Karl Gustav, kuzeni Kristina’nın tahttan çekilmesinin ertesi günü, 7 Haziran 1654’te taç giydi. X. Karl saltanatında, iç anlaşmazlıkların giderilmesine ve yeni bir fetih politikası için ulusun tüm güçlerinin kendi sancağı etrafında toplanmasına odaklandı. Selefinin tavsiyesi üzerine, 24 Ekim 1654’te Holstein-Gottorp dükü III. Frederick’in kızı Hedwig Eleonora ile siyasi bir evlilik yaptı. Bu evlilikle birlikte Danimarka ile bir müttefiklik içerisine girmeyi planladı. Mart 1655’te Stockholm’de toplanan Riksdag Meclisi, iki büyük acil ulusal sorunu usulüne uygun olarak ele aldı: bunlar savaş ve sübvansiyondu. Üç günlük toplantı sonucunda yeni kral X. Karl, savaş konusunda verdiği karar neticesinde Lehistan-Litvanya Birliği’nin aşırı kırılgan olduğunu ve bu durumdan faydalanmak için Lehlere savaş ilan edeceğini belirtti. Sübvansiyon meselesi sonraki toplantılara ertelendi.

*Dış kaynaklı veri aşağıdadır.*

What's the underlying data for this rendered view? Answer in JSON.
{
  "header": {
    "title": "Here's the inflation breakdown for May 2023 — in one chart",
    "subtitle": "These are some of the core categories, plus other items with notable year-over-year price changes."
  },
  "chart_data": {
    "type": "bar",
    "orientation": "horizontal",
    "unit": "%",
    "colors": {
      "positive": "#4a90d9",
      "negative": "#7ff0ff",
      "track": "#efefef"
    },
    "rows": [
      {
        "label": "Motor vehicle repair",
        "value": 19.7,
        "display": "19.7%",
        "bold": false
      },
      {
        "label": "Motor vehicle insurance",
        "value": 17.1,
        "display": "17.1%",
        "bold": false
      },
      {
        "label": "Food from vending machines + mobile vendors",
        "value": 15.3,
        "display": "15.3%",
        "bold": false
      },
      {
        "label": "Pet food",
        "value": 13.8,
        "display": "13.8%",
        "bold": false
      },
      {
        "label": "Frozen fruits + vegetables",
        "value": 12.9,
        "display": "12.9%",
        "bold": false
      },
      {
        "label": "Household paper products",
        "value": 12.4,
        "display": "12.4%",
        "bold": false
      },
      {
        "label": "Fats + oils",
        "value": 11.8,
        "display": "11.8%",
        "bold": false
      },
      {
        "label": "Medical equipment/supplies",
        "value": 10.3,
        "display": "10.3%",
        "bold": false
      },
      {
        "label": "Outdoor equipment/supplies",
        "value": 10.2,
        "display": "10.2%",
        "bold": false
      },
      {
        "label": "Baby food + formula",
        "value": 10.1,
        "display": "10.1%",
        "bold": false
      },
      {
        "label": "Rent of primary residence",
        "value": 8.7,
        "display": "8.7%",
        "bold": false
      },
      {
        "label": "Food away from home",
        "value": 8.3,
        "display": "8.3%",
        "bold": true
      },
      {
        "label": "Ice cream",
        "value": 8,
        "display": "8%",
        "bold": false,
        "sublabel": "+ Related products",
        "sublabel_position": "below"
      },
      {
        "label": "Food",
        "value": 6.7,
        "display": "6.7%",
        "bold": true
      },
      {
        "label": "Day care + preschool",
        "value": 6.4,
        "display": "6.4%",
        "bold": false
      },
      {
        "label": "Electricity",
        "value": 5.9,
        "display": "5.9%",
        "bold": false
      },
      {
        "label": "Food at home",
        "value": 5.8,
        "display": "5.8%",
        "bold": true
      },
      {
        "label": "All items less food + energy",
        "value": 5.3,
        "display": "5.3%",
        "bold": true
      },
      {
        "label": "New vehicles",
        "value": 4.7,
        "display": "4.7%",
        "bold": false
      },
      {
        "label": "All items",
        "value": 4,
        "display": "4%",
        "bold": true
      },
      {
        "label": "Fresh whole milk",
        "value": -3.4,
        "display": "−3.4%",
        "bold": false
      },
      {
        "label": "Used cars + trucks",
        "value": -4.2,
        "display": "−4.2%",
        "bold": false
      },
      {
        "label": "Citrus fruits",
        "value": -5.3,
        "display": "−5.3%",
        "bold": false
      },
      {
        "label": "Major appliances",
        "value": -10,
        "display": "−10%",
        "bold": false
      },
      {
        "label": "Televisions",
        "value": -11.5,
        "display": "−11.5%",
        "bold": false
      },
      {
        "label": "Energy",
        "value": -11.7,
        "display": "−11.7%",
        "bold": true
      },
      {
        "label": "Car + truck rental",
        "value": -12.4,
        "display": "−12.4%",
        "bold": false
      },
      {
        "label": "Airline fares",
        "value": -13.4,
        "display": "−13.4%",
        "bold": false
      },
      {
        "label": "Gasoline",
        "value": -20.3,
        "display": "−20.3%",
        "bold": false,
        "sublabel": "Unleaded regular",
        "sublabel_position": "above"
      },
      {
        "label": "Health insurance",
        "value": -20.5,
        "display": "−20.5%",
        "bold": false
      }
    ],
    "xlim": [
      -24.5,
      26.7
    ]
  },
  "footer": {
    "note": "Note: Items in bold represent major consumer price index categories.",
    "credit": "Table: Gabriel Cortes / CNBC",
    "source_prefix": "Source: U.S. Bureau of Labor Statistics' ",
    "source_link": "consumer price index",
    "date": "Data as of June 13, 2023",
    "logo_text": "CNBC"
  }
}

II. Kuzey Savaşı (1655-1660)

Ana madde: İkinci Kuzey Savaşı

Lehistan-Litvanya Savaşı

10 Temmuz 1655’te X. Karl, II. Kuzey Savaşı’nın (1655-1660) yaşanacağı Lehistan-Litvanya Birliği’ne karşı savaşa girmek için İsveç’ten ayrıldı. Savaş ilan edildiğinde emrinde 50.000 asker ve 50 savaş gemisi vardı. Savaş, 1 Temmuz 1655’te Livonya Dükalığı’nı Daugavpils’in İsveçliler tarafından işgal edilmesiyle çoktan patlak vermişti. 21 Temmuz 1655’te Arvid Wittenberg komutasındaki İsveç ordusu Polonya’ya yürüdü ve destek için gelen bazı düzenli piyadelerle birlikte Noteć nehrinin kıyılarında kamp kuran Büyük Leh Soyluları Birliği’nin (pospolite ruszenie) kampına doğru ilerledi. 25 Temmuz’da Leh soylularının orduları teslim oldu ve Poznań ve Kalisz voyvodalıkları İsveç kralı’nın himayesi altına girdi. Zorlanmadan elde ettikleri zafer sonucunda İsveçliler karşı bir güçle karşılaşmadan Varşova’ya girdiler ve Büyük Polonya’nın neredeyse tamamını işgal ettiler. Vasa Hanedanı’ndan Leh kralı II. Jan Kazimierz Waza (1648–68), orduları yenilgiye uğradıktan sonra Silezya’ya kaçtı.[3] Ünlü Kanatlı Hüssar’ların çoğunluğu da dahil olmak üzere çok sayıda Polonyalı soylu ve orduları İsveçlilere katıldı. Pek çok Leh soylusu, X. Karl Gustav’ı, II. Jan Kazimierz’den daha etkili bir lider ve güçlü bir hükümdar olarak gördü.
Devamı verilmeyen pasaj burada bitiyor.